Porque receber é também dar, dar o agradecimento dessa chegada, dessa lembrança, dessa partilha. Lembro-me tantas vezes da minha avó “adoptiva”, das suas sábias e generosas palavras “tudo o que é recebido com gratidão é também dado com o coração”. 
Noutros tempos, quando era miúda, ouvia esta frase e não a entendia completamente, soava-me a ternura e por isso a acalentava no pensamento. Foi preciso crescer para não só a perceber, mas também a sentir. Por vezes temos de “crescer”, para as coisas mais simples nos começarem a fazer sentido dentro do peito.  
Coisas simples como o Natal, não a data, a azáfama das compras, a mesa recheada, as luzes a piscar.
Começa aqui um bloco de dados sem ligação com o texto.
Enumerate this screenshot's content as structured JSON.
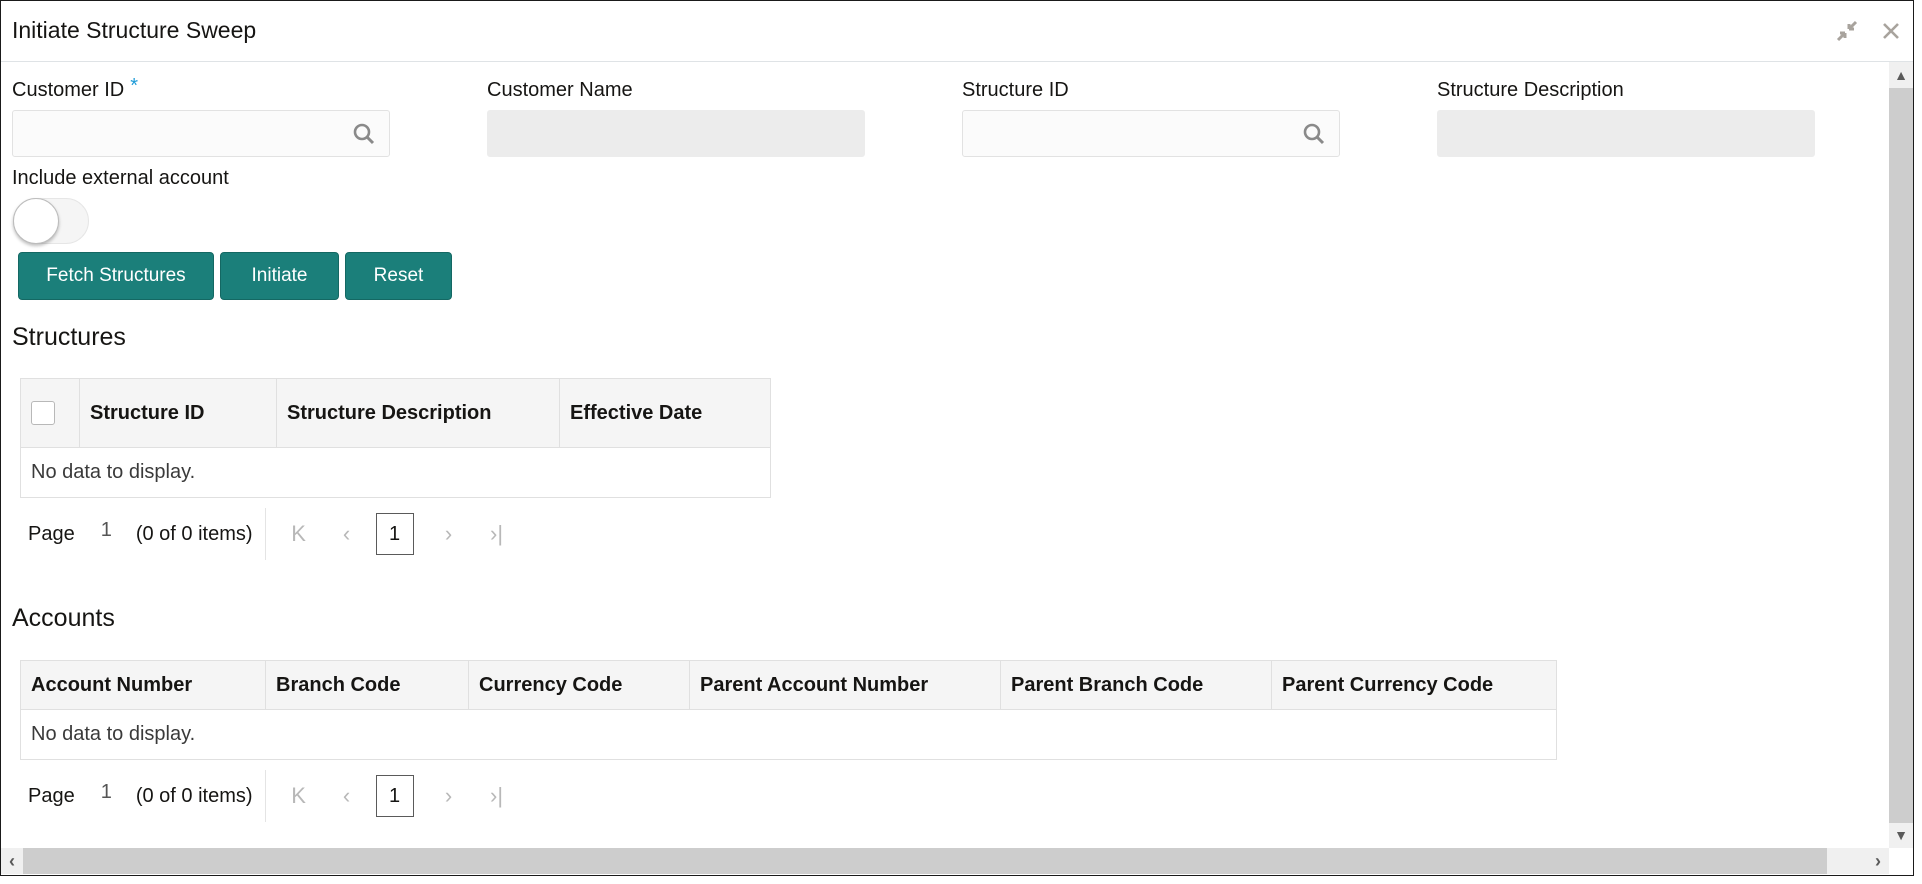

Porque se o Natal fosse apenas isso, o depois era triste, doloroso, a expectativa áurea da chegada o desalento da partida, os presentes transformados num monte de papeis rasgados,  a mesa replecta de pratos meio vazios, as luzes ainda a piscar em cores solitárias. 
Felizmente, o Natal é mais, muito mais do que isso. É a mensagem que nos fica a dançar nos sentidos, que nos faz prometer coisas que nunca conseguimos cumprir na sua totalidade, mas que desejamos tanto manter. 
O calor daquele abraço que nunca vamos esquecer, aquela palavra que fez todo o sentido no nosso rumo, aquele sorriso que nos prolongou a esperança mesmo que se torne um dia apenas lembrança, e aquele olhar, sim aquele olhar que nos diz tanto sem usar as palavras cansadas de serem ditas e por vezes esquecidas de serem verdadeiramente vividas. 
Não, o Natal não é fingimento, o Natal não é ficção, obrigação. Natal é  como estamos, por vezes com lágrimas, com solidão, com doença, com uma certa escuridão, mas Natal é também o que somos, a capacidade de transformar a dor em ternura, a solidão em carinho, a doença em luta e esperança na vitória e encontrar  algures em nós a luz do caminho. 
E depois do Natal? Volta a questão. Natal não deve ser um final, mas um começo. Abrimos as “prendas”, está na hora de as apreciar, de lhes dar uso. Vamos desembrulhar a esperança, desenvolver a confiança,  conservar a expectativa, aumentar o ânimo, guardar o alento, ampliar a fé, estimular a coragem,   sonhar mesmo quando a realidade nos acordar e acreditar que o Natal não tem um antes e um depois mas um contínuo presente.